Richie fought to stay awake on the ride home, and by eleven they were both in bed, drifting off to sleep. At eleven-thirty, the phone rang, startling Richie from a dream state. He reached out in the dark and knocked the phone off the receiver.
“Shit,” he muttered, as he groped around the nightstand.
“Hello?” he said wearily as he managed to get the phone to his ear.
“Detective Kincade?”
The voice was shaky, but there was no doubt who it belonged to. “Sandi?” Kincade said incredulously. “Thank God you’re OK. What in the hell happened to you? Where have you been?”
“Can we talk? Is this line safe?”
“Sure, at least I think so.” As he thought about the car bomb and the NSA, he realized that it probably wasn’t, but if someone was listening, they knew by now that she was alive anyway.
“I’m right out front.

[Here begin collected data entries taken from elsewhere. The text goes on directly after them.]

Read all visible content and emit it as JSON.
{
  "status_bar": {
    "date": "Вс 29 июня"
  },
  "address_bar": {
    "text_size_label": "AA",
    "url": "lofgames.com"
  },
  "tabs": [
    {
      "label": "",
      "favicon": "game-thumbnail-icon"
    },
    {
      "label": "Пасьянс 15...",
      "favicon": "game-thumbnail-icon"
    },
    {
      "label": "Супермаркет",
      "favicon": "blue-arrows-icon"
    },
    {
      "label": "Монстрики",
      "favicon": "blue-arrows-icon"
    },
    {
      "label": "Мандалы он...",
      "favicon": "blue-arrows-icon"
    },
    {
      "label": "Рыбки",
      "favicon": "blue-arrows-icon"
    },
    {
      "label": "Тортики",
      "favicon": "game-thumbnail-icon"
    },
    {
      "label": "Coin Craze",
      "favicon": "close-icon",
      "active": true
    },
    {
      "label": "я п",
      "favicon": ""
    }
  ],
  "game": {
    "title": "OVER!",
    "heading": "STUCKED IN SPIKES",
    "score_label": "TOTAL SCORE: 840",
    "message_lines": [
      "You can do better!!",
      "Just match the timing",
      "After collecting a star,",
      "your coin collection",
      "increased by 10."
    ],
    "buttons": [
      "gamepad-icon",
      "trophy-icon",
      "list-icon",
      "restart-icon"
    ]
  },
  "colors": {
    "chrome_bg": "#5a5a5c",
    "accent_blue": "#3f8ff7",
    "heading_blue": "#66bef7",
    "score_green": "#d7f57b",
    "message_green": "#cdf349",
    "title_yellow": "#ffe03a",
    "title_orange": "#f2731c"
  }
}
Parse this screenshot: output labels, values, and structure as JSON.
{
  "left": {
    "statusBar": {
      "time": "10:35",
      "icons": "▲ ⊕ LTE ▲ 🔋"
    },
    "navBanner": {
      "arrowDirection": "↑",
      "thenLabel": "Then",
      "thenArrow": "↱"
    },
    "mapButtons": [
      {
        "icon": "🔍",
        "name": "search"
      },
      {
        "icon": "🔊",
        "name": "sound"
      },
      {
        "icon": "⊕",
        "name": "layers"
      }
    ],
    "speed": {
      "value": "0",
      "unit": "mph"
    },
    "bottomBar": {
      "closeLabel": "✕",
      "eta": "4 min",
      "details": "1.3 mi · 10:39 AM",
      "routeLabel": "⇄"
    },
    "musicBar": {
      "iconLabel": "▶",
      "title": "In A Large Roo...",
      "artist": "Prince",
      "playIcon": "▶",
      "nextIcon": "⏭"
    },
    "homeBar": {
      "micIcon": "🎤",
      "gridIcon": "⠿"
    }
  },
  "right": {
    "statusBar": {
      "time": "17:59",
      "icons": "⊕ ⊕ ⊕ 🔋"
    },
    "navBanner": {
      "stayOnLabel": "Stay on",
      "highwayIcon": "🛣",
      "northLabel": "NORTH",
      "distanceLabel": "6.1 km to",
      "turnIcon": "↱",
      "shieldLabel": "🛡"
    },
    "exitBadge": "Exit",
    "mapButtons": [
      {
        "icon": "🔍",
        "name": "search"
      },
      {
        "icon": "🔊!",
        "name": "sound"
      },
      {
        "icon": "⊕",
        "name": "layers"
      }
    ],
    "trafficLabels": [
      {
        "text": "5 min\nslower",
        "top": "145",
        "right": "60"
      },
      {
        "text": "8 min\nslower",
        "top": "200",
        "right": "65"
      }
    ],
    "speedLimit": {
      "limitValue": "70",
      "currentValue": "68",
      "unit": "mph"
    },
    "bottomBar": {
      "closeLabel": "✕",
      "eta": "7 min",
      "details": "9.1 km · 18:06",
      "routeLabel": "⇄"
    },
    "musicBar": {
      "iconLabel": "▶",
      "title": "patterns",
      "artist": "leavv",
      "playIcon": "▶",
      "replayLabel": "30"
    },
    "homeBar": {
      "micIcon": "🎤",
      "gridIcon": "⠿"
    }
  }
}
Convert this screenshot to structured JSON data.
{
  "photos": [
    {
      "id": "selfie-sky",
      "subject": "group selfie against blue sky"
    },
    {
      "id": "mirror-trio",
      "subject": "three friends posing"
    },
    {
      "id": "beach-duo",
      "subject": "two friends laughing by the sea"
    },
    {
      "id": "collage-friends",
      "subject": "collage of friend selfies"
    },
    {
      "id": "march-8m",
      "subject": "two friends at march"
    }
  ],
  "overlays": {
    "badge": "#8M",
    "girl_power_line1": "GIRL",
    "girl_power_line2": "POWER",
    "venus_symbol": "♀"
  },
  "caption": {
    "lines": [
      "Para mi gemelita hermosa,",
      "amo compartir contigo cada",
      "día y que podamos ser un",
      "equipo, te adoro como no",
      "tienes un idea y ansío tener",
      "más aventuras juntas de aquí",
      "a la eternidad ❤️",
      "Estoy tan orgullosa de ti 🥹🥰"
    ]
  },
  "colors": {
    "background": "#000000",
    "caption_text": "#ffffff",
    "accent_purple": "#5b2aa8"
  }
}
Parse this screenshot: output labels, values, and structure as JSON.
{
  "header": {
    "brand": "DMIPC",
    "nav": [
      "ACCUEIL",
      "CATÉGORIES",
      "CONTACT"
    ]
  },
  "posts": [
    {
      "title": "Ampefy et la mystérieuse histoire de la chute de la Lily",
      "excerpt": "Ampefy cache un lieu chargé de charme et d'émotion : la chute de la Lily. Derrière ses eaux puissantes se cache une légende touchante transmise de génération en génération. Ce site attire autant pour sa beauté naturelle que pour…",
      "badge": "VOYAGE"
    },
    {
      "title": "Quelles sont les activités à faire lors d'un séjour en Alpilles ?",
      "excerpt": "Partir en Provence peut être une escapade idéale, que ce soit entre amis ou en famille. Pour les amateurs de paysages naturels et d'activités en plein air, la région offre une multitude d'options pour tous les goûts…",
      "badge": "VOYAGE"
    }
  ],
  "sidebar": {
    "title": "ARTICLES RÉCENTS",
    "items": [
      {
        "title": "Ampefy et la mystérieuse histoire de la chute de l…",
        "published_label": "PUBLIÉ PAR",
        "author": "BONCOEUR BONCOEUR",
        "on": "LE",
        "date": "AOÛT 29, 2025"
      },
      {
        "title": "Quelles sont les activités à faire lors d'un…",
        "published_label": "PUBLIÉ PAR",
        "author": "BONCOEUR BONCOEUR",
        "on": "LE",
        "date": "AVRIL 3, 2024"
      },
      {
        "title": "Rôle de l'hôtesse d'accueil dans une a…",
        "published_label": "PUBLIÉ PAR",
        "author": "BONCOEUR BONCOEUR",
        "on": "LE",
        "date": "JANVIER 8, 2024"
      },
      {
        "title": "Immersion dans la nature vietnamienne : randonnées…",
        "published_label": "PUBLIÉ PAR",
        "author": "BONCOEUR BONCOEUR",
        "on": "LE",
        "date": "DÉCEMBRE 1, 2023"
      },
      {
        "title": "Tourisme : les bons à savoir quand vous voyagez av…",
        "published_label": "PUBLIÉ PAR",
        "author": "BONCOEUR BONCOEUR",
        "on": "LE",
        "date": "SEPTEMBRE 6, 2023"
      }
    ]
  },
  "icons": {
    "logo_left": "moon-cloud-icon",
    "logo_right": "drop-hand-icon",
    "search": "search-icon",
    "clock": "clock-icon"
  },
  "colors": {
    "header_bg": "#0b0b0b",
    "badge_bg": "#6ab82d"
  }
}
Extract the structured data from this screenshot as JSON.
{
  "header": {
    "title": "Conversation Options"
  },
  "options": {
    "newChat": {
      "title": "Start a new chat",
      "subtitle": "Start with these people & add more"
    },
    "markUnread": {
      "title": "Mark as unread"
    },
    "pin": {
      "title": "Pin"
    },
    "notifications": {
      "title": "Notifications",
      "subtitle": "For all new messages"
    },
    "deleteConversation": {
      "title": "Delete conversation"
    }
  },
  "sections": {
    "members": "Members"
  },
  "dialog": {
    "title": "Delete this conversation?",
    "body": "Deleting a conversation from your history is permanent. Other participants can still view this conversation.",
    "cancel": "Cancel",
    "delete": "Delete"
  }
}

I took Mrs. Flannery’s Camry after Guy ran off, and I drove to a small hotel off I-95 just outside of DC. I didn’t know what to do. I stayed there until my money ran out; I figured they’d find me if I used my credit cards. I’m scared, Detective.”
He decided it would be best to continue this conversation in person. “I’ll meet you by the door.”
Richie hung up the phone.
“Who was that, dear?” Lara turned toward him, half awake.
“Ah, just my mistress. Go back to sleep.”